異物は徹底的に取り除く、という残酷さも、その土地の人々にとっては当然のことで、なんら躊躇や罪悪を感じるべきものじゃない。
遠い世界の話のように思えても、実は自分の身近にも潜んでる精神性のような気がして、ぞくぞくしながら劇場を後にしたのでした。
コクーンの演目はいつもだけど、パンフレットが読みごたえあってステキ
テネシー・ウイリアムズの背景とか、作品当時のアメリカ南部の状況とか、さまざまな話題が載ってて興味深かったわ~
東京公演は5月で終了しましたが、この後 大阪公演が。2015年6月6日~6月14日まで、森ノ宮ピロティホールで公演です。

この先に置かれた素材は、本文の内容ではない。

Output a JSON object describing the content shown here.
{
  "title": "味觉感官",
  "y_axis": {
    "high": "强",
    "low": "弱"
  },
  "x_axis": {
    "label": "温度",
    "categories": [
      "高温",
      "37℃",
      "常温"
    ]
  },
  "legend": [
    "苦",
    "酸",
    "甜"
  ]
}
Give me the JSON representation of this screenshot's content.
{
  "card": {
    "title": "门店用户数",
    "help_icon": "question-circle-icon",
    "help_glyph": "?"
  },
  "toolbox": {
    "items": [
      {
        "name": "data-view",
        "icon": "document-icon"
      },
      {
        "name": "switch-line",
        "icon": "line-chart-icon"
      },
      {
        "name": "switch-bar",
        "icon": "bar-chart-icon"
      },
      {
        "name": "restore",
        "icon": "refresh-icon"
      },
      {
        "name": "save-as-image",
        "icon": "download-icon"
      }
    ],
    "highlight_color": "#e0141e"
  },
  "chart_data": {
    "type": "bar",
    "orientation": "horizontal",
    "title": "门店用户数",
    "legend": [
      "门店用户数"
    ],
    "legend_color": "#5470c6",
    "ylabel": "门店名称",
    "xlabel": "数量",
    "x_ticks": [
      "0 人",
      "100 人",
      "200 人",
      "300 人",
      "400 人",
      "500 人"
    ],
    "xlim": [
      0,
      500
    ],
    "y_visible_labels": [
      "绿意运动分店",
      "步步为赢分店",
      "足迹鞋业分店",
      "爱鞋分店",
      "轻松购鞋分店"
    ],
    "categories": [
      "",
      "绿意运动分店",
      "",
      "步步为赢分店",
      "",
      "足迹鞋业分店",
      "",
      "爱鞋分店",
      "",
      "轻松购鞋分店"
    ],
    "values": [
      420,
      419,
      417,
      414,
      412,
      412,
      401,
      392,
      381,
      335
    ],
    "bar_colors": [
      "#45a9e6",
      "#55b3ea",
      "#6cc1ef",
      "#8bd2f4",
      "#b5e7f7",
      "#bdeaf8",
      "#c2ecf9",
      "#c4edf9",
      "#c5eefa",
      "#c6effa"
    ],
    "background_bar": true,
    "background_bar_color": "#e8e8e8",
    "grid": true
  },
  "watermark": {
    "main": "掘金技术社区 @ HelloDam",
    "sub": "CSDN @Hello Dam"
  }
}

どーんと重くのしかかるような後味はあるけど、感じることがとても多くある舞台でした~
コメント
まみろうさんはじめまして。
よくお邪魔させていただいております。
まみろうさんの舞台のお話は自分が観に行ったような気分になってしまうほど、
読み応えがあって毎回楽しみで仕方ありません。
またお話聞かせてくださいね。
次回も楽しみにしております♪
>もふもふさん、いらっしゃいませ。
はじめまして。まぁ、ありがとうございます(感涙)
自分が楽しんだことを 残しておこうと書いて、
楽しんでいただけるなんてとても幸せです。
今後ともよろしくお願いいたします♪
コメントありがとうございます。
はじめまして。
『地獄のオルフェウス』の感想を検索してたどり着きました。
この作品を評論家が評してるのを見たとき「現代にも通じる〜」みたいな事を書いてて、正直ピンと来なかったんですが(少なくとも、差別が高じてリンチってのは今の日本では見られないので)、こちらのブログの「見えないところ、聞こえないところで 悪意が飛び回っている」という言葉で納得が出来ました。
そういえば先日、とあるブログの記事が「その内容が気にくわない人たち」によって炎上してたな…というのを思い出し、確かにこれは人間の普遍の姿なのかもしれないと認識を改めました。
あらすじもすごく分かり易くまとめられていますね。
「どんな話だったの?」という連れからの質問に「主人公が不倫してリンチで殺される話」としか説明出来なかったので(笑)、今度こちらを見せてあげようと思います。
>紫さん、はじめまして。
ようこそいらっしゃいませ。
観てきた舞台のあらすじを文章にするのは難しいですが、自分にとって意味のあることなので続けています。
分かりやすいと言ってくださってありがとうございます。
嬉しいです♪
ネットの顔の見えないむき出しの悪意も怖いし、一見仲良くしてるママ友さん同士の水面下バトルなども怖いですね(笑)
どんなに時代が変わっても、ヒトの本質ってそうそう変わんないもんなんでしょうかね。
お連れ様にも読んでいただけたら嬉しいです。
コメントありがとうございます。